Il nuovo partito “Italia Viva”, a pochi giorni dalla sua ufficializzazione ad esempio in Umbria si attesta al 6,4%.

La nascita di “Italia Viva”, il nuovo partito fondato da Matteo Renzi, dopo la separazione dal PD, indubbiamente non può non avere ripercussioni sull’elettorato e le stesse loro opinioni rispetto a uno scenario politico ora per certi versi diverso.

Su questa considerazione la conferma arriva dal sondaggio del 22 settembre 2019, dal titolo “Panorama politico 22 settembre (Italia Viva)”, realizzato da “Scenari Politici – Winpoll” e avente come committente il Sole 24 Ore.
Con una consistenza numerica di 1500 intervistati a campione, è stata posta la seguente domanda: Intenzione di voto 21 settembre.

La risposta è stata:
– Altri 3,3%; Partito Comunista 1,4% La sinistra 2,8% Movimento 5 Stelle 15,1% Federazione dei verdi 1,4% Più Europa 1,2% Partito Democratico 20,7% Italia Viva 6,4% Fratelli d’Italia 8,5% Lega Nord 33,5% Forza Italia 5,7%. 

Quindi il nuovo partito “Italia Viva”, a pochi giorni dalla sua ufficializzazione e che tuttavia non si presenterà alle imminenti elezioni amministrative e regionali, ad esempio in Umbria, si attesta al 6,4%.

La seconda domanda: “Composizione in termini assoluti elettorato “Italia viva”.
La risposta è stata: + Europa: 1,8% ; Pd: 1,6% ; Fi: 1,5% ; Non voto: 0,4% ; Fratelli d’Italia: 0,3% ; 5 Stelle: 0,3% ; Lega: 0,3% ; Altri: 0,2%.

Quindi parte consistente del consenso a “Italia Viva” proviene da +Europa, PD e FI; non influisce più di tanto nel consenso di Lega, M5S, FDI e la sinistra in generale.

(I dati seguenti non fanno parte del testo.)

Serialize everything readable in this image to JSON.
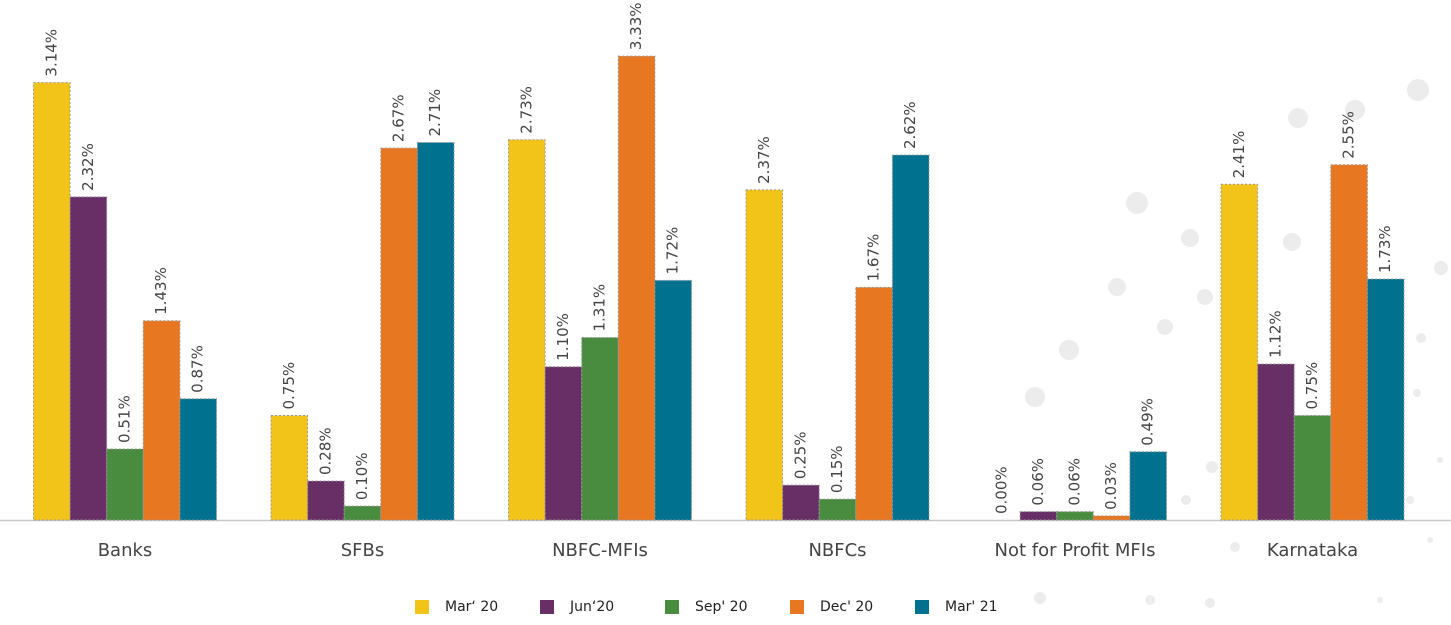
{
  "chart_data": {
    "type": "bar",
    "categories": [
      "Banks",
      "SFBs",
      "NBFC-MFIs",
      "NBFCs",
      "Not for Profit MFIs",
      "Karnataka"
    ],
    "series": [
      {
        "name": "Mar‘ 20",
        "color": "#f2c318",
        "values": [
          3.14,
          0.75,
          2.73,
          2.37,
          0.0,
          2.41
        ],
        "value_labels": [
          "3.14%",
          "0.75%",
          "2.73%",
          "2.37%",
          "0.00%",
          "2.41%"
        ]
      },
      {
        "name": "Jun‘20",
        "color": "#682f67",
        "values": [
          2.32,
          0.28,
          1.1,
          0.25,
          0.06,
          1.12
        ],
        "value_labels": [
          "2.32%",
          "0.28%",
          "1.10%",
          "0.25%",
          "0.06%",
          "1.12%"
        ]
      },
      {
        "name": "Sep' 20",
        "color": "#4a8c3f",
        "values": [
          0.51,
          0.1,
          1.31,
          0.15,
          0.06,
          0.75
        ],
        "value_labels": [
          "0.51%",
          "0.10%",
          "1.31%",
          "0.15%",
          "0.06%",
          "0.75%"
        ]
      },
      {
        "name": "Dec' 20",
        "color": "#e87722",
        "values": [
          1.43,
          2.67,
          3.33,
          1.67,
          0.03,
          2.55
        ],
        "value_labels": [
          "1.43%",
          "2.67%",
          "3.33%",
          "1.67%",
          "0.03%",
          "2.55%"
        ]
      },
      {
        "name": "Mar' 21",
        "color": "#00728f",
        "values": [
          0.87,
          2.71,
          1.72,
          2.62,
          0.49,
          1.73
        ],
        "value_labels": [
          "0.87%",
          "2.71%",
          "1.72%",
          "2.62%",
          "0.49%",
          "1.73%"
        ]
      }
    ],
    "legend": "bottom"
  }
}
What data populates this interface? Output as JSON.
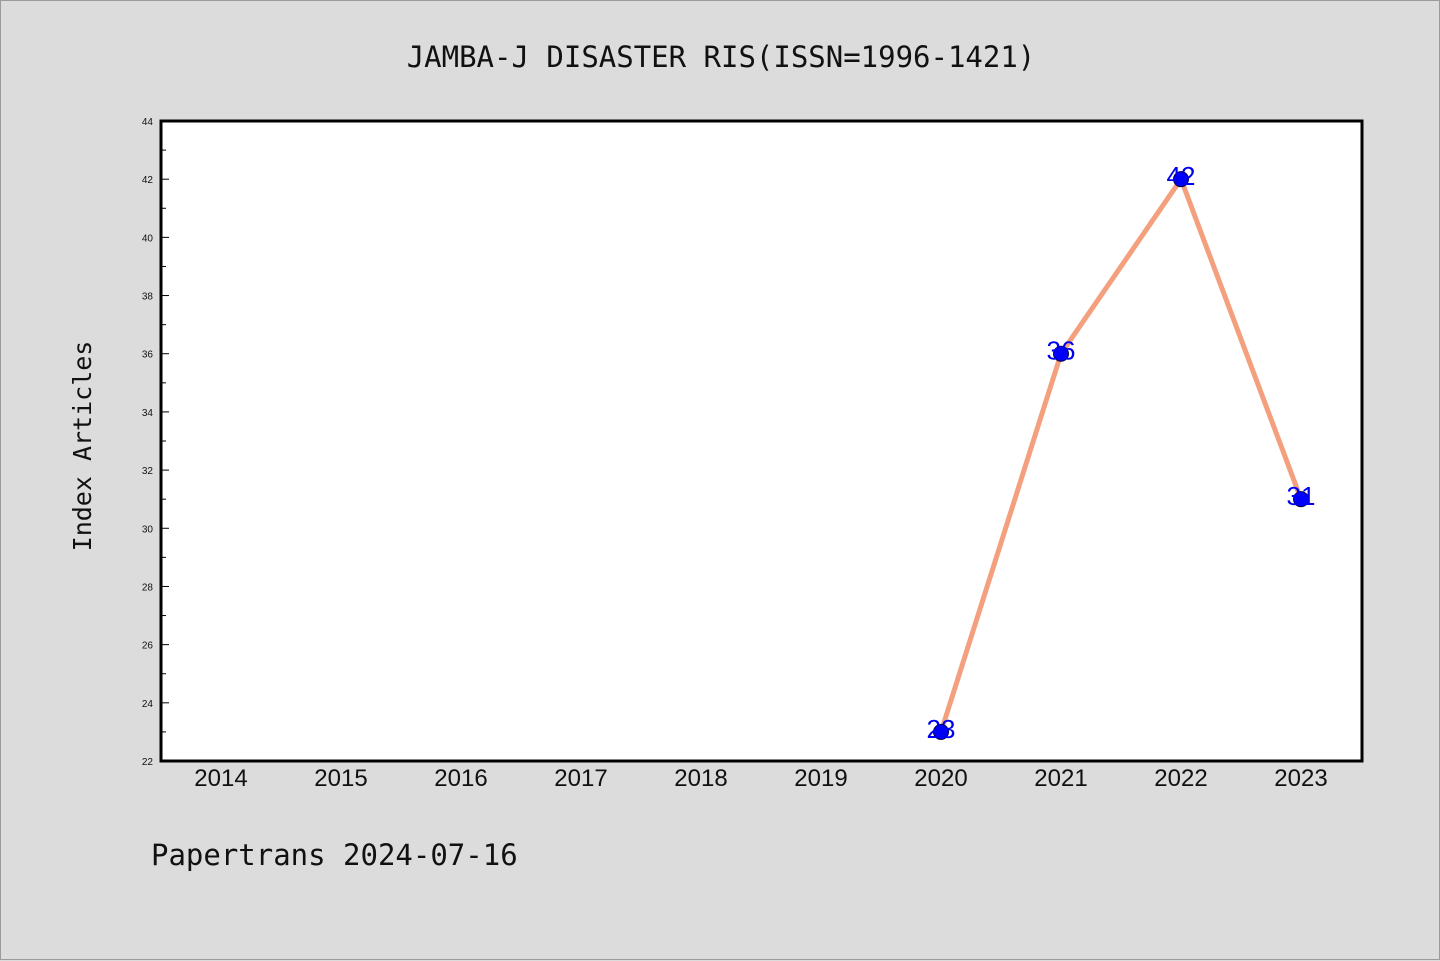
{
  "chart_data": {
    "type": "line",
    "title": "JAMBA-J DISASTER RIS(ISSN=1996-1421)",
    "xlabel": "",
    "ylabel": "Index Articles",
    "footer": "Papertrans 2024-07-16",
    "categories": [
      "2014",
      "2015",
      "2016",
      "2017",
      "2018",
      "2019",
      "2020",
      "2021",
      "2022",
      "2023"
    ],
    "y_ticks": [
      "22",
      "24",
      "26",
      "28",
      "30",
      "32",
      "34",
      "36",
      "38",
      "40",
      "42",
      "44"
    ],
    "ylim": [
      22,
      44
    ],
    "grid": false,
    "series": [
      {
        "x": [
          "2020",
          "2021",
          "2022",
          "2023"
        ],
        "values": [
          23,
          36,
          42,
          31
        ],
        "labels": [
          "23",
          "36",
          "42",
          "31"
        ],
        "line_color": "#f4a07e",
        "marker_color": "#0000ff",
        "label_color": "#0000ee"
      }
    ]
  }
}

Un elemento che risponde agli obiettivi prefissati con Italia Viva, ovvero la capacità di cogliere l’attenzione di un elettorato moderato.

Nel sondaggio emerge, inoltre, la leggera flessione del PD e del M5S, la leggera crescita di FI e il mantenimento della Lega e FI.